Benefits
By Staff Report
Aug. 30, 2011
Employers appear to have been spared the ill effects of a weakened economy on their disability and workers’ compensation benefits programs, a new survey has found.
A survey of as many as 13,000 employers by the Integrated Benefits Institute revealed “no dramatic changes” in the incidence of short- and long-term disability claims from 2008 to 2010. Though median costs associated with disability and workers’ compensation claims rose slightly, the median duration of a disability or workers’ compensation claim has remained largely flat since the beginning of the recession three years ago.
Researchers for the San Francisco-based IBI said the survey’s results, released this week, undermined what previously would have been considered reasonable assumptions of the recession’s effects on employers’ claims experience.
“We might expect that tough economic times would lead to falling claims rates as employees seek to maintain jobs,” researchers wrote in their report. “At the same time, we could envision that in a downsized workforce, employees experience more physical and mental job pressures leading to serious health conditions and worse claims experience.”
Short-term disability claims increased 12 percent between 2008 and 2009, but receded in 2010, yielding an overall rise of just 6 percent during the three-year period. Changes to the median duration of those claims were even more modest, increasing 2 percent per closed claim between 2008 and 2010. Claim costs also increased, but by just 7 percent during the three years.
IBI researchers said more dramatic shifts might have been prevented by higher average wages among claimants (due in part to layoffs), changes in plans designed to attract and retain key employees or an altered mix of medical conditions.
Long-term disability claims remained relatively flat, increasing less than 2 percent from 2008 to 2010, however the median cost of closed claims rose by 26 percent while median open-claim costs jumped up 29 percent in the same three-year period.
New and closed workers’ compensation claims also fell from 2008 to 2010, which researchers said could indicate fewer workers willing to claim benefits, or that “employees remain in the workers’ compensation system longer during difficult economic times.”
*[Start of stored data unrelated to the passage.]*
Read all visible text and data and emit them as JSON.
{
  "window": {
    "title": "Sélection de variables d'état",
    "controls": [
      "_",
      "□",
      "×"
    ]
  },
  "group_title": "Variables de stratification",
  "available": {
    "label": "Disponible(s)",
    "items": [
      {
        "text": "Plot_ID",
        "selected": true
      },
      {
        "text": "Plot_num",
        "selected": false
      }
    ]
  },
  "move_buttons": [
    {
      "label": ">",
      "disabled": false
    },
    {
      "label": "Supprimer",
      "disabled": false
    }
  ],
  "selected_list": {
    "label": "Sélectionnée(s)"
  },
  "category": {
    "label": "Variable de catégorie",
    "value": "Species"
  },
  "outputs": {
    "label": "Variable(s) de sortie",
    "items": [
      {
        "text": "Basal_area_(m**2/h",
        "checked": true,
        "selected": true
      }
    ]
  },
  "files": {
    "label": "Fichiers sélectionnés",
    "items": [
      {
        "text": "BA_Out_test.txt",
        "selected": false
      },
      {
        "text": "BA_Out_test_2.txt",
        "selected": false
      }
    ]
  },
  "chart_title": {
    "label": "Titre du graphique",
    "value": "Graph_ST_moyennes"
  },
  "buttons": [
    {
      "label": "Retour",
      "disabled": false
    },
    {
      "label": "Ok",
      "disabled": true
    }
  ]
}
However, that has not translated into more lost work time, the survey found. The median number of days lost per workers’ compensation claim remained flat, at 33, in all three years the companies were surveyed.
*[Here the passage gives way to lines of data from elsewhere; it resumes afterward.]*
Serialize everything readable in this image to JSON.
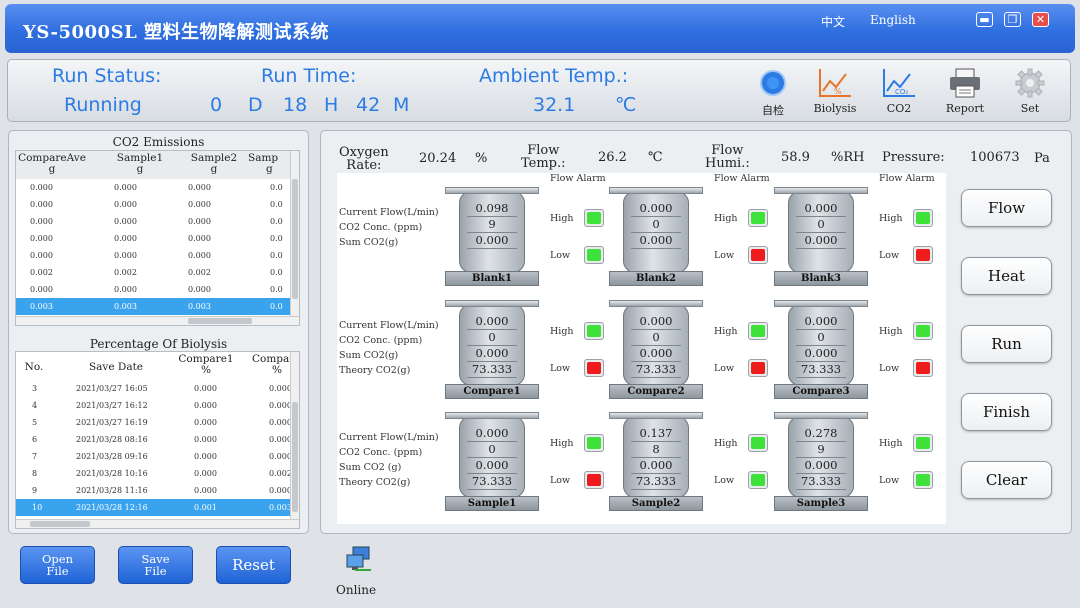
{
  "app": {
    "title": "YS-5000SL 塑料生物降解测试系统",
    "lang_cn": "中文",
    "lang_en": "English"
  },
  "window_controls": {
    "minimize": "minimize-icon",
    "restore": "restore-icon",
    "close": "close-icon"
  },
  "status": {
    "run_status_label": "Run Status:",
    "run_status_value": "Running",
    "run_time_label": "Run Time:",
    "days": "0",
    "d": "D",
    "hours": "18",
    "h": "H",
    "minutes": "42",
    "m": "M",
    "ambient_label": "Ambient Temp.:",
    "ambient_value": "32.1",
    "ambient_unit": "℃"
  },
  "toolbar": [
    {
      "label": "自检",
      "icon": "self-check-icon"
    },
    {
      "label": "Biolysis",
      "icon": "biolysis-chart-icon"
    },
    {
      "label": "CO2",
      "icon": "co2-chart-icon"
    },
    {
      "label": "Report",
      "icon": "printer-icon"
    },
    {
      "label": "Set",
      "icon": "gear-icon"
    }
  ],
  "co2_table": {
    "title": "CO2 Emissions",
    "headers": [
      [
        "CompareAve",
        "g"
      ],
      [
        "Sample1",
        "g"
      ],
      [
        "Sample2",
        "g"
      ],
      [
        "Samp",
        "g"
      ]
    ],
    "rows": [
      [
        "0.000",
        "0.000",
        "0.000",
        "0.0"
      ],
      [
        "0.000",
        "0.000",
        "0.000",
        "0.0"
      ],
      [
        "0.000",
        "0.000",
        "0.000",
        "0.0"
      ],
      [
        "0.000",
        "0.000",
        "0.000",
        "0.0"
      ],
      [
        "0.000",
        "0.000",
        "0.000",
        "0.0"
      ],
      [
        "0.002",
        "0.002",
        "0.002",
        "0.0"
      ],
      [
        "0.000",
        "0.000",
        "0.000",
        "0.0"
      ],
      [
        "0.003",
        "0.003",
        "0.003",
        "0.0"
      ]
    ]
  },
  "biolysis_table": {
    "title": "Percentage Of Biolysis",
    "headers": [
      [
        "No.",
        ""
      ],
      [
        "Save Date",
        ""
      ],
      [
        "Compare1",
        "%"
      ],
      [
        "Compar",
        "%"
      ]
    ],
    "rows": [
      [
        "3",
        "2021/03/27 16:05",
        "0.000",
        "0.000"
      ],
      [
        "4",
        "2021/03/27 16:12",
        "0.000",
        "0.000"
      ],
      [
        "5",
        "2021/03/27 16:19",
        "0.000",
        "0.000"
      ],
      [
        "6",
        "2021/03/28 08:16",
        "0.000",
        "0.000"
      ],
      [
        "7",
        "2021/03/28 09:16",
        "0.000",
        "0.000"
      ],
      [
        "8",
        "2021/03/28 10:16",
        "0.000",
        "0.002"
      ],
      [
        "9",
        "2021/03/28 11:16",
        "0.000",
        "0.000"
      ],
      [
        "10",
        "2021/03/28 12:16",
        "0.001",
        "0.003"
      ]
    ]
  },
  "info_bar": {
    "oxygen_label_1": "Oxygen",
    "oxygen_label_2": "Rate:",
    "oxygen_value": "20.24",
    "oxygen_unit": "%",
    "flow_temp_label_1": "Flow",
    "flow_temp_label_2": "Temp.:",
    "flow_temp_value": "26.2",
    "flow_temp_unit": "℃",
    "flow_humi_label_1": "Flow",
    "flow_humi_label_2": "Humi.:",
    "flow_humi_value": "58.9",
    "flow_humi_unit": "%RH",
    "pressure_label": "Pressure:",
    "pressure_value": "100673",
    "pressure_unit": "Pa"
  },
  "monitor": {
    "flow_alarm": "Flow Alarm",
    "high": "High",
    "low": "Low",
    "labels": [
      "Current Flow(L/min)",
      "CO2 Conc. (ppm)",
      "Sum CO2(g)",
      "Theory CO2(g)"
    ],
    "labels_row3": [
      "Current Flow(L/min)",
      "CO2 Conc. (ppm)",
      "Sum CO2 (g)",
      "Theory CO2(g)"
    ],
    "led_colors": {
      "green": "#3ee23a",
      "red": "#ee1c1c"
    },
    "rows": [
      {
        "tanks": [
          {
            "name": "Blank1",
            "values": [
              "0.098",
              "9",
              "0.000"
            ],
            "high": "green",
            "low": "green"
          },
          {
            "name": "Blank2",
            "values": [
              "0.000",
              "0",
              "0.000"
            ],
            "high": "green",
            "low": "red"
          },
          {
            "name": "Blank3",
            "values": [
              "0.000",
              "0",
              "0.000"
            ],
            "high": "green",
            "low": "red"
          }
        ]
      },
      {
        "tanks": [
          {
            "name": "Compare1",
            "values": [
              "0.000",
              "0",
              "0.000",
              "73.333"
            ],
            "high": "green",
            "low": "red"
          },
          {
            "name": "Compare2",
            "values": [
              "0.000",
              "0",
              "0.000",
              "73.333"
            ],
            "high": "green",
            "low": "red"
          },
          {
            "name": "Compare3",
            "values": [
              "0.000",
              "0",
              "0.000",
              "73.333"
            ],
            "high": "green",
            "low": "red"
          }
        ]
      },
      {
        "tanks": [
          {
            "name": "Sample1",
            "values": [
              "0.000",
              "0",
              "0.000",
              "73.333"
            ],
            "high": "green",
            "low": "red"
          },
          {
            "name": "Sample2",
            "values": [
              "0.137",
              "8",
              "0.000",
              "73.333"
            ],
            "high": "green",
            "low": "green"
          },
          {
            "name": "Sample3",
            "values": [
              "0.278",
              "9",
              "0.000",
              "73.333"
            ],
            "high": "green",
            "low": "green"
          }
        ]
      }
    ]
  },
  "side_buttons": [
    "Flow",
    "Heat",
    "Run",
    "Finish",
    "Clear"
  ],
  "bottom_buttons": {
    "open_1": "Open",
    "open_2": "File",
    "save_1": "Save",
    "save_2": "File",
    "reset": "Reset"
  },
  "online": {
    "label": "Online",
    "icon": "network-computer-icon"
  },
  "colors": {
    "title_blue": "#2f6fe0",
    "status_text": "#2c7be5",
    "selection": "#3aa3ee"
  }
}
The cost of medical payments from those claims rose 17 percent, while indemnity payments rose 10 percent.
In their summary of the results, researchers cautioned that employers could see significant increases in incidence, duration and costs associated with workers’ compensation and disability claims if they discontinue health care coverage after the implementation of the health care reform laws.
Those programs, they said, provide valuable assistance in managing workforce health, and that costs associated with disability and workers’ compensation claims must be viewed in tandem with those tied to health care coverage.
“Those that continue to view medical costs in a separate and distinct program silo do so at their peril,” researchers said.